Le très riche matériel clinique qui est rapporté dans cet ouvrage témoigne à la fois de l'intelligence, de la rigueur, du courage et de la modestie des membres de l'Atelier sur l'Autisme. Je ne doute pas que le lecteur soit captivé par les neuf traitements rapportés en détail, avec toute l'honnêteté et la clarté dont savent faire preuve en ce domaine nos collègues britanniques, sans fioritures inutiles, mais avec une précision remarquable. Ces cas devraient convaincre à eux seuls de l'efficacité du traitement psychanalytique de l'autisme infantile.
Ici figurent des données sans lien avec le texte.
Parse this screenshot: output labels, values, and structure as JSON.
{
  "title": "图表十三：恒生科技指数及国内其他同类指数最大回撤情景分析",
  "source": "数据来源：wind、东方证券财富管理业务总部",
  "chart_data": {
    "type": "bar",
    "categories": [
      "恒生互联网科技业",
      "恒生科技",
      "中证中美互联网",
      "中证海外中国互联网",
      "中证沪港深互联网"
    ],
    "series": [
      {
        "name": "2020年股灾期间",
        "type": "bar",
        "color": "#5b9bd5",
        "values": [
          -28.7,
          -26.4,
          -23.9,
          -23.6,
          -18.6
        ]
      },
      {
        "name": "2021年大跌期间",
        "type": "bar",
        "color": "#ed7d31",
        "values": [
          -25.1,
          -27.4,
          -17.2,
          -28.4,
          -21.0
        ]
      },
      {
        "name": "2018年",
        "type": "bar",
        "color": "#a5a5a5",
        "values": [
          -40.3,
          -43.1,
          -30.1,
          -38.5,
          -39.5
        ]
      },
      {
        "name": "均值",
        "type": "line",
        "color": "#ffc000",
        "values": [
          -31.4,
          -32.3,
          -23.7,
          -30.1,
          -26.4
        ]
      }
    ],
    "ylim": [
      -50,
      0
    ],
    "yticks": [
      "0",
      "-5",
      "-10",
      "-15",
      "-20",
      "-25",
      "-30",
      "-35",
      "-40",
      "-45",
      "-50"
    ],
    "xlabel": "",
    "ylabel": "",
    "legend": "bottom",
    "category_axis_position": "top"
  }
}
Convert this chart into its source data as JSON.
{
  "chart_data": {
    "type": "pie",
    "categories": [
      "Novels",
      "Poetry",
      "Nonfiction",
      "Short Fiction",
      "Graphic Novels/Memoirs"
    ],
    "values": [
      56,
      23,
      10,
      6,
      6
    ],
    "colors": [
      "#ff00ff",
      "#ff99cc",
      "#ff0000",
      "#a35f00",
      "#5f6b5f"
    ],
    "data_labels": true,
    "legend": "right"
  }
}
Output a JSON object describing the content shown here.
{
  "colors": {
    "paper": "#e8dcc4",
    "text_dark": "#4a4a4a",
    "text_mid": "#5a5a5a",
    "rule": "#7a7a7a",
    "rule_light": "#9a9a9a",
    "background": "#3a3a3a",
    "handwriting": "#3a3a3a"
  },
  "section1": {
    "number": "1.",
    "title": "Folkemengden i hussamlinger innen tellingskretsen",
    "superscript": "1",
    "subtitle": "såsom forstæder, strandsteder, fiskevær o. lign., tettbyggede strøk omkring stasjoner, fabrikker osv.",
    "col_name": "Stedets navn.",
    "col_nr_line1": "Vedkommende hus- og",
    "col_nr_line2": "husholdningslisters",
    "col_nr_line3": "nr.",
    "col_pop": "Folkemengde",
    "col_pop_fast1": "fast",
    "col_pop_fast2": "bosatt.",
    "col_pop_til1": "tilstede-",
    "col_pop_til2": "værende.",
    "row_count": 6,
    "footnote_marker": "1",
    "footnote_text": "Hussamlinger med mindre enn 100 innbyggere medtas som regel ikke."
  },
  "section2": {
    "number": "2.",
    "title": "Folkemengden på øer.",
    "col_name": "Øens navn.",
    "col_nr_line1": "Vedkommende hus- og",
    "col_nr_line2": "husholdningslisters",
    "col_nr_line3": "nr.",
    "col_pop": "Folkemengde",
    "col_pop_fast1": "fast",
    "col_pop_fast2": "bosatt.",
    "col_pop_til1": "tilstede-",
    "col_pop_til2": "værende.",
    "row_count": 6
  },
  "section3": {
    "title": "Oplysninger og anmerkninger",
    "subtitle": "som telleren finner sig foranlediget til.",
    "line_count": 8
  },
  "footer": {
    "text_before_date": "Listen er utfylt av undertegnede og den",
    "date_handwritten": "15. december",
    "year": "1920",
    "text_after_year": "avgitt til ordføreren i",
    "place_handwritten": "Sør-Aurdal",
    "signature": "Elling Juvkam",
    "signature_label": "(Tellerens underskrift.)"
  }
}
Bien sûr, neuf cas ne suffisent pas pour faire des calculs statistiques qui auraient une valeur épidémiologique. Certains, au nom de l'Evidence Based Medecine, voudraient retirer aux études monographiques en psychiatrie tout intérêt. Cela est pure erreur de pensée. Les neurologues l'ont bien compris qui continuent à s'appuyer sur des cas uniques très approfondis pour développer leur discipline. Ne serait-il pas paradoxal d'y renoncer en psychiatrie, qui est par nature une médecine de cas uniques ? Par ailleurs, la quantité d'informations dont a besoin la démarche scientifique ne tient pas seulement à la multiplication des cas, mais aussi à la richesse de chacun des cas rapportés. Enfin, s'il devient un jour possible d'étendre les études à des grands nombres permettant de faire des corrélations statistiques, ce sera à partir des questions soulevées par les études monographiques. Je sais que cela est dans les intentions des membres de l'Atelier sur l'Autisme de la Tavistock Clinic. Lorsque l'on prend la mesure du temps consacré au traitement psychanalytique d'un seul enfant autiste, on ne peut honnêtement faire le procès à ceux qui s'y consacrent de n'avoir pas encore rassembler des cohortes suffisamment vastes pour leur donner une dimension statistique et épidémiologique.